Derivatives in Rn: Exploring Linear Transformation Limits

ak416 · Jan 21, 2006

It says in my book that F:Rn->Rm is differentiable at a if there is a linear transformation l(h):Rn->Rm st lim h->o [f(a+h) - f(a) - l(h)] / [h] = 0

But can you say something like this?: The derivative of f at a is
lim h->0 ( f(a+h) - f(a) ) / [h] if this limit exists. I've seen this done in one of my solutions to an assignment, just wondering how it follows and why you can avoid the norms at the numerator of this limit.

Hurkyl · Jan 21, 2006

if there is a linear transformation l(h):Rn->Rm

You meant "if there is a linear transformation l:Rn->Rm".

The derivative of f at a is
lim x->h ( f(a+h) - f(a) ) / [h]

That limit is simply equal to (f(a+h)-f(a)) / [h]. I suspect you've omitted something essential to what you're trying to say!

twoflower · Jan 21, 2006

ak416 said:

It says in my book that F:Rn->Rm is differentiable at a if there is a linear transformation l(h):Rn->Rm st lim h->o [f(a+h) - f(a) - l(h)] / [h] = 0
But can you say something like this?: The derivative of f at a is
lim x->h ( f(a+h) - f(a) ) / [h] if this limit exists. I've seen this done in one of my solutions to an assignment, just wondering how it follows and why you can avoid the norms at the numerator of this limit.

The derivative is equal to

[tex]
D_{\overrightarrow{v}}f(a) = \lim_{t \rightarrow 0} \frac{f(a+t\overrightarrow{v}) - f(a)}{t}
[/tex]

benorin · Jan 21, 2006

ak416, are working out of Rudin? If so, read Definition 9.11.

benorin · Jan 21, 2006

Definition 9.11 of Baby Rudin reads...

Definition 9.11 Suppose E is an open set in Rⁿ, [tex]\vec{f}[/tex] maps E into R^m, and [tex]\vec{x}\in E[/tex]. If there exists a linear transformation A of Rⁿ into R^m such that

[tex]\lim_{\vec{h}\rightarrow 0}\frac{|\vec{f}(\vec{x}+\vec{h})-\vec{f}(\vec{x})-A\vec{h}|}{|\vec{h}|}=0[/tex]

then we say that [tex]\vec{f}[/tex] is differentiable a [tex]\vec{x}[/tex], and we write [tex]\vec{f}^{\prime}(\vec{x})=A.[/tex]

benorin · Jan 21, 2006

It is important to note that the R^m-norm is used in the numerator while the Rⁿ-norm is used in the denominator.

ak416 · Jan 21, 2006

Ya i just edited it, its supposed to read lim h->0 . I am working out of Spivak.

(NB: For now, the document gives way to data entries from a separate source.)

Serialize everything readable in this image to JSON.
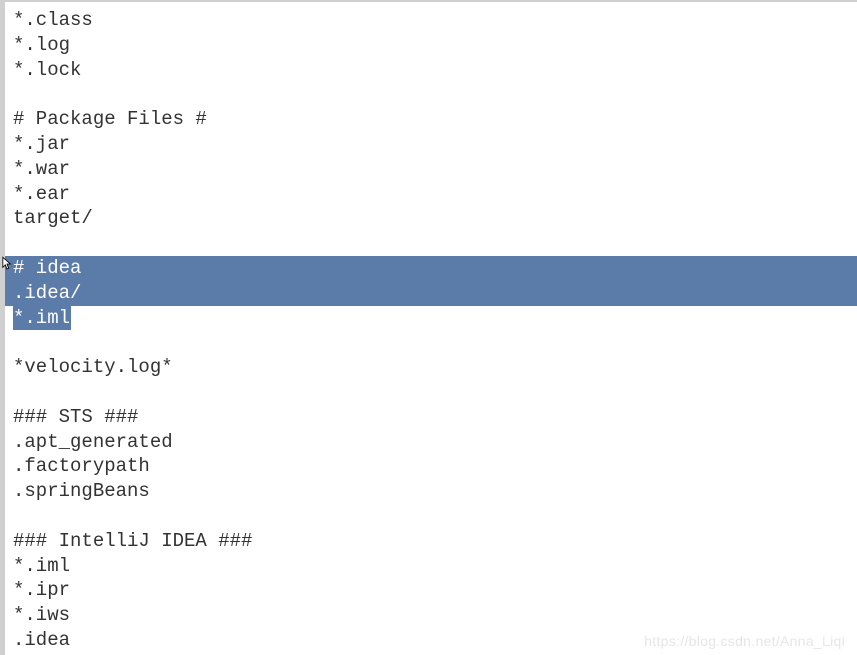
{
  "editor": {
    "lines": [
      {
        "text": "*.class",
        "selected": false
      },
      {
        "text": "*.log",
        "selected": false
      },
      {
        "text": "*.lock",
        "selected": false
      },
      {
        "text": "",
        "selected": false
      },
      {
        "text": "# Package Files #",
        "selected": false
      },
      {
        "text": "*.jar",
        "selected": false
      },
      {
        "text": "*.war",
        "selected": false
      },
      {
        "text": "*.ear",
        "selected": false
      },
      {
        "text": "target/",
        "selected": false
      },
      {
        "text": "",
        "selected": false
      },
      {
        "text": "# idea",
        "selected": true
      },
      {
        "text": ".idea/",
        "selected": true
      },
      {
        "text": "*.iml",
        "selected": "partial"
      },
      {
        "text": "",
        "selected": false
      },
      {
        "text": "*velocity.log*",
        "selected": false
      },
      {
        "text": "",
        "selected": false
      },
      {
        "text": "### STS ###",
        "selected": false
      },
      {
        "text": ".apt_generated",
        "selected": false
      },
      {
        "text": ".factorypath",
        "selected": false
      },
      {
        "text": ".springBeans",
        "selected": false
      },
      {
        "text": "",
        "selected": false
      },
      {
        "text": "### IntelliJ IDEA ###",
        "selected": false
      },
      {
        "text": "*.iml",
        "selected": false
      },
      {
        "text": "*.ipr",
        "selected": false
      },
      {
        "text": "*.iws",
        "selected": false
      },
      {
        "text": ".idea",
        "selected": false
      }
    ]
  },
  "watermark": "https://blog.csdn.net/Anna_Liqi",
  "colors": {
    "selection_bg": "#5b7ba8",
    "selection_fg": "#ffffff",
    "text_fg": "#333333"
  }
}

What twoflower said is actually called the directional derivative of f at a. Theres actually a problem asking to show that if f is differentiable at a then the directional derivative of f at a, D_xf(a) = Df(a)(x) (which is the linear transformation at x or does he mean Df(a) times x; I am not sure). Havent attempted this yet. But just wondering if Df(a) is equal to the limit i stated. Any clarification would be greatly appreciated.

Hurkyl · Jan 21, 2006

The derivative of f at a is
lim h->0 ( f(a+h) - f(a) ) / [h] if this limit exists.

You must have read it wrong, since this cannot possibly be right. This limit is a member of Rm, whereas the derivative of f at a is a linear transformation Rn -> Rm.

ak416 · Jan 21, 2006

The example I am reffering to was some function from R^2 to R. df/dx(0,0) = 0 and df/dy(0,0) = 0. And the solution says, the function is differentiable at (0,0) iff lim(h,k)->(0,0) ( f(h,k)-f(0,0) ) / [h,k] = 0. So I am wondering if this means that in general, that limit would be the derivative.

Hurkyl said:

You must have read it wrong, since this cannot possibly be right. This limit is a member of Rm, whereas the derivative of f at a is a linear transformation Rn -> Rm.

But when you apply this linear transformation to a point in Rn, its value is a point in Rm, so is there some way of connecting this limit with the derivative?

benorin · Jan 21, 2006

Sort of; let me explain: "the derivative" (also called the total derivative) of f:Rⁿ->R^m at a is a linear transformation of Rⁿ->R^m, i.e., an nxm matrix containing mn values. The limit to which you refer is a single value. It was confusing to me, but, as I understand it, each of the nm values contained in that mxn matrix is, in fact, a certian "partial derivative" of f at a, each of which (individually) can be defined by such a limit. In particular, if you consider f:Rⁿ->R^m as being represented by a vector whose m components are real-valued functions [tex]f_i :R^n\rightarrow R[/tex] so that [tex]\vec{f}(\vec{a}) = \left<f_1(\vec{a}),f_2(\vec{a}),\ldots ,f_m(\vec{a})\right>,\mbox{ for } \vec{a}\in R^n,[/tex] then

[tex]\left( D_j f_i\right) (\vec{a}) = \lim_{t\rightarrow 0}\frac{f_i \left( \vec{a}+t\vec{e}_j\right)-f_i \left( \vec{a}\right)}{t}[/tex]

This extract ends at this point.